A commitment fee, payable quarterly, is also required under the Restated Credit
Agreement which accrues at 10 to 25 basis points, depending on the credit rating
of the Company's senior, unsecured, long-term debt, on the average daily unused
portion of the commitments under the Restated Credit Agreement.

Following the removal of the Interest Coverage Ratio (as discussed above), the
only financial covenant within the Restated Credit Agreement is a Leverage
Ratio. The Restated Credit Agreement requires maintenance of a Leverage Ratio,
measured as of the last day of each fiscal quarter of the Company, of 3.50:1 or
less. The Leverage Ratio is permitted to increase from 3.50:1 to 3:75:1 for the
four consecutive fiscal quarters after certain material acquisitions.

The Restated Credit Agreement also contains customary affirmative and negative
covenants for credit facilities of this type, including, among others,
limitations on the Company and its subsidiaries with respect to indebtedness,
liens, mergers and acquisitions, investments, dispositions of assets, restricted
payments, transactions with affiliates and prepayments of indebtedness.

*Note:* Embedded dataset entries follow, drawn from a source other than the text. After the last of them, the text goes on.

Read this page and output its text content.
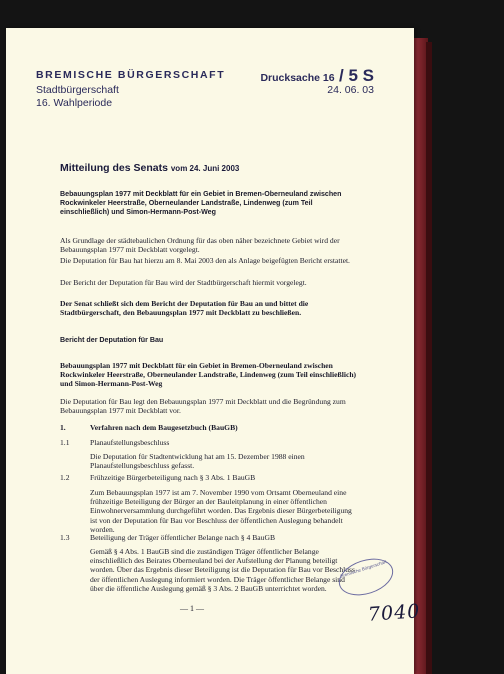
BREMISCHE BÜRGERSCHAFT
Stadtbürgerschaft
16. Wahlperiode
Drucksache 16 / 5 S
24. 06. 03
Mitteilung des Senats vom 24. Juni 2003
Bebauungsplan 1977 mit Deckblatt für ein Gebiet in Bremen-Oberneuland zwischen Rockwinkeler Heerstraße, Oberneulander Landstraße, Lindenweg (zum Teil einschließlich) und Simon-Hermann-Post-Weg
Als Grundlage der städtebaulichen Ordnung für das oben näher bezeichnete Gebiet wird der Bebauungsplan 1977 mit Deckblatt vorgelegt.
Die Deputation für Bau hat hierzu am 8. Mai 2003 den als Anlage beigefügten Bericht erstattet.
Der Bericht der Deputation für Bau wird der Stadtbürgerschaft hiermit vorgelegt.
Der Senat schließt sich dem Bericht der Deputation für Bau an und bittet die Stadtbürgerschaft, den Bebauungsplan 1977 mit Deckblatt zu beschließen.
Bericht der Deputation für Bau
Bebauungsplan 1977 mit Deckblatt für ein Gebiet in Bremen-Oberneuland zwischen Rockwinkeler Heerstraße, Oberneulander Landstraße, Lindenweg (zum Teil einschließlich) und Simon-Hermann-Post-Weg
Die Deputation für Bau legt den Bebauungsplan 1977 mit Deckblatt und die Begründung zum Bebauungsplan 1977 mit Deckblatt vor.
1.	Verfahren nach dem Baugesetzbuch (BauGB)
1.1	Planaufstellungsbeschluss
Die Deputation für Stadtentwicklung hat am 15. Dezember 1988 einen Planaufstellungsbeschluss gefasst.
1.2	Frühzeitige Bürgerbeteiligung nach § 3 Abs. 1 BauGB
Zum Bebauungsplan 1977 ist am 7. November 1990 vom Ortsamt Oberneuland eine frühzeitige Beteiligung der Bürger an der Bauleitplanung in einer öffentlichen Einwohnerversammlung durchgeführt worden. Das Ergebnis dieser Bürgerbeteiligung ist von der Deputation für Bau vor Beschluss der öffentlichen Auslegung behandelt worden.
1.3	Beteiligung der Träger öffentlicher Belange nach § 4 BauGB
Gemäß § 4 Abs. 1 BauGB sind die zuständigen Träger öffentlicher Belange einschließlich des Beirates Oberneuland bei der Aufstellung der Planung beteiligt worden. Über das Ergebnis dieser Beteiligung ist die Deputation für Bau vor Beschluss der öffentlichen Auslegung informiert worden. Die Träger öffentlicher Belange sind über die öffentliche Auslegung gemäß § 3 Abs. 2 BauGB unterrichtet worden.
— 1 —
Bremische Bürgerschaft
7040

The
Restated Credit Agreement also provides for acceleration of the obligations
thereunder and exercise of other enforcement remedies upon the occurrence of
customary events of default (subject to customary grace periods, as applicable).

In connection with the Restated Credit Agreement, (a) Bank of America, N.A.,
Citibank, N.A., Wells Fargo Bank, N.A. and U.S. Bank National Association acted
as Syndication Agents, (b) JPMorgan Chase Bank, N.A., BOFA Securities, Inc.,
Citibank, N.A., U.S. Bank National Association and Wells Fargo Securities, LLC
acted as Joint Bookrunners and Joint Lead Arrangers, (c) Australia and New
Zealand Banking Group Limited acted as Co-Documentation Agent and (d) J.P.
Morgan Securities LLC acted as Sustainability Structuring Agent.

Some of the lenders in the Restated Credit Agreement and / or their affiliates
have other business relationships with the Company involving the provision of
financial and bank-related services, including cash management services and
letters of credit, and have participated in the Company's prior credit
agreements and sales of debt.

Certain of the terms used herein (including Leverage Ratio, Total Indebtedness and EBITDA) have the specific meanings given to them in the Restated Credit Agreement.

The foregoing description of the Restated Credit Agreement is qualified in its entirety by reference to the Restated Credit Agreement, which is filed as Exhibit 10.1 hereto and incorporated herein by reference.

Item 2.03. Creation of a Direct Financial Obligation or an Obligation under an Off-Balance Sheet Arrangement of a Registrant.

The information reported under Item 1.01 above is incorporated herein by reference.

Item 9.01. Financial Statements and Exhibits.

(d) Exhibits.
     Exhibit No.            Description
        10.1                Second Amended and Restated Credit Agreement, dated as of October 18,
                            2021, among the Company, Valmont Industries Holland B.V. and Valmont
                            Group Pty. Ltd., as Borrowers, JPMorgan Chase Bank, N.A., as
                            Administrative Agent, and the other lenders party thereto.
         104                Cover Page Interactive File (the cover page

XBRL tags are embedded in the

                            Inline XBRL document).